Wenn Biden zur „Einigkeit“ aufruft, um „besser wiederaufzubauen“, fordert er in Wirklichkeit Einigkeit innerhalb der herrschenden Klasse und dem kapitalistischen Staat gegen die Arbeiterklasse.

Eine Politik der Einheit mit den Republikanern steht im diametralen Gegensatz zu einer ernsthaften Untersuchung des Putsches. Beiden Parteien ist bewusst, dass eine echte öffentliche Abrechnung und Enthüllung der Fakten – darunter Textnachrichten, E-Mails und Kommunikationen zwischen der Polizei, der Wall Street, dem Pentagon und dem Weißen Haus – die Republikaner schwächen und große Teile der Arbeiterklasse und der Jugend radikalisieren sowie sozialen und politischen Widerstand entfachen würde. Dies jedoch fürchten die Demokraten viel mehr als die Gefahr von Faschismus und Diktatur.

Man darf weder den Demokraten noch der Biden-Regierung oder irgendeiner anderen Fraktion der herrschenden Elite und ihren politischen Vertretern vertrauen, dass sie die Verbrecher zur Rechenschaft ziehen, die für die Ereignisse am 6. Januar verantwortlich waren.

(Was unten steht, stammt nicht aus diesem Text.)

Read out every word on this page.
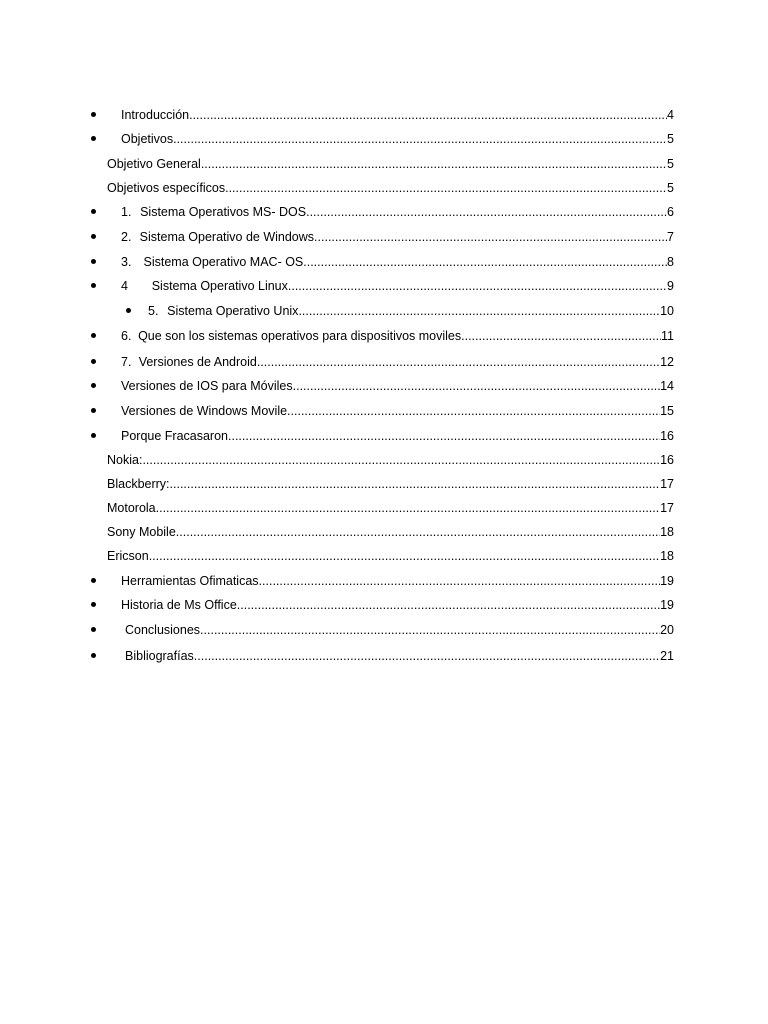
Introducción .....	4
Objetivos .....	5
Objetivo General .....	5
Objetivos específicos .....	5
1. Sistema Operativos MS- DOS .....	6
2. Sistema Operativo de Windows .....	7
3. Sistema Operativo MAC- OS .....	8
4	Sistema Operativo Linux .....	9
5. Sistema Operativo Unix .....	10
6. Que son los sistemas operativos para dispositivos moviles .....	11
7. Versiones de Android .....	12
Versiones de IOS para Móviles .....	14
Versiones de Windows Movile .....	15
Porque Fracasaron .....	16
Nokia: .....	16
Blackberry: .....	17
Motorola .....	17
Sony Mobile .....	18
Ericson .....	18
Herramientas Ofimaticas .....	19
Historia de Ms Office .....	19
Conclusiones .....	20
Bibliografías .....	21
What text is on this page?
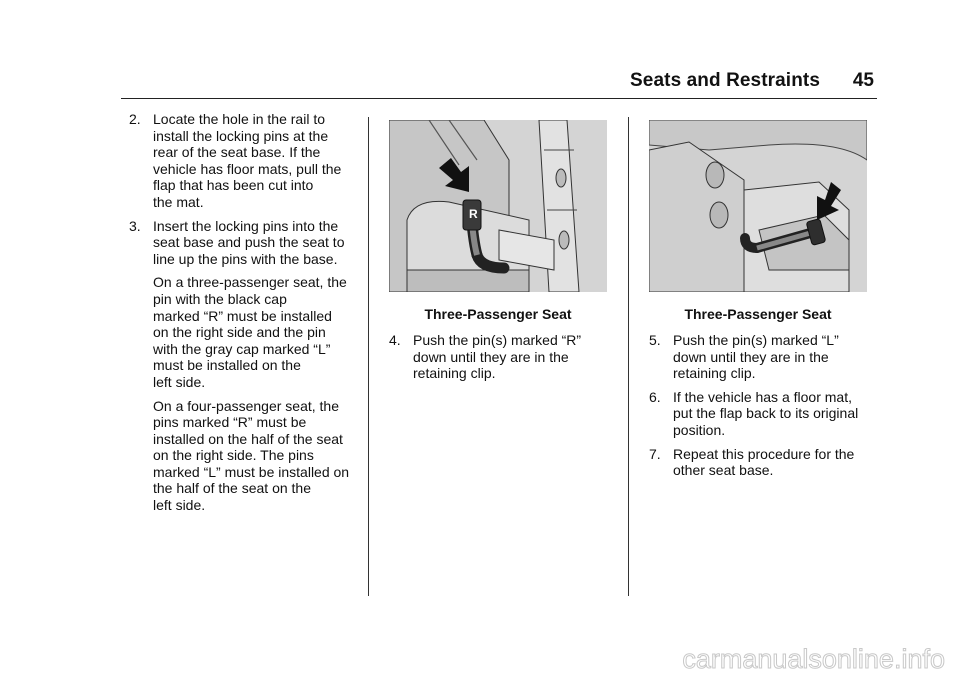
Seats and Restraints	45
2. Locate the hole in the rail to

install the locking pins at the

rear of the seat base. If the

vehicle has floor mats, pull the

flap that has been cut into

the mat.

3. Insert the locking pins into the

seat base and push the seat to

line up the pins with the base.

On a three-passenger seat, the

pin with the black cap

marked “R” must be installed

on the right side and the pin

with the gray cap marked “L”

must be installed on the

left side.

On a four-passenger seat, the

pins marked “R” must be

installed on the half of the seat

on the right side. The pins

marked “L” must be installed on

the half of the seat on the

left side.

R
Three-Passenger Seat
4. Push the pin(s) marked “R”

down until they are in the

retaining clip.

Three-Passenger Seat
5. Push the pin(s) marked “L”

down until they are in the

retaining clip.

6. If the vehicle has a floor mat,

put the flap back to its original

position.

7. Repeat this procedure for the

other seat base.

carmanualsonline.info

Es geht nicht nur darum, dass Trump vom Senat schuldig gesprochen wird, was in der Praxis ohnehin kaum Auswirkungen hätte. Trump und seine Mitverschwörer müssen ihrer Ämter enthoben, verhaftet, vor Gericht gestellt und zu Haftstrafen verurteilt werden.

Dies ist jedoch nur möglich durch die massive unabhängige Intervention der Arbeiterklasse im Kampf für die Verteidigung demokratischer Rechte auf der Grundlage eines sozialistischen Programms. Dieser Kampf muss verbunden werden mit der Forderung nach einer vollständigen und öffentlichen Untersuchung von Trumps Verschwörung und des Putschversuchs vom 6. Januar, mit live im Fernsehen und Internet übertragenen Anhörungen, bei denen die Namen genannt und die politischen Motive und finanziellen Hintermänner der Verschwörer enthüllt werden.

Dies wiederum wird die Arbeiterklasse im Kampf gegen die Biden-Regierung, die faschistische Bedrohung und das kapitalistische System, der Quelle für die Gefahr einer Militär- und Polizeidiktatur, stärken.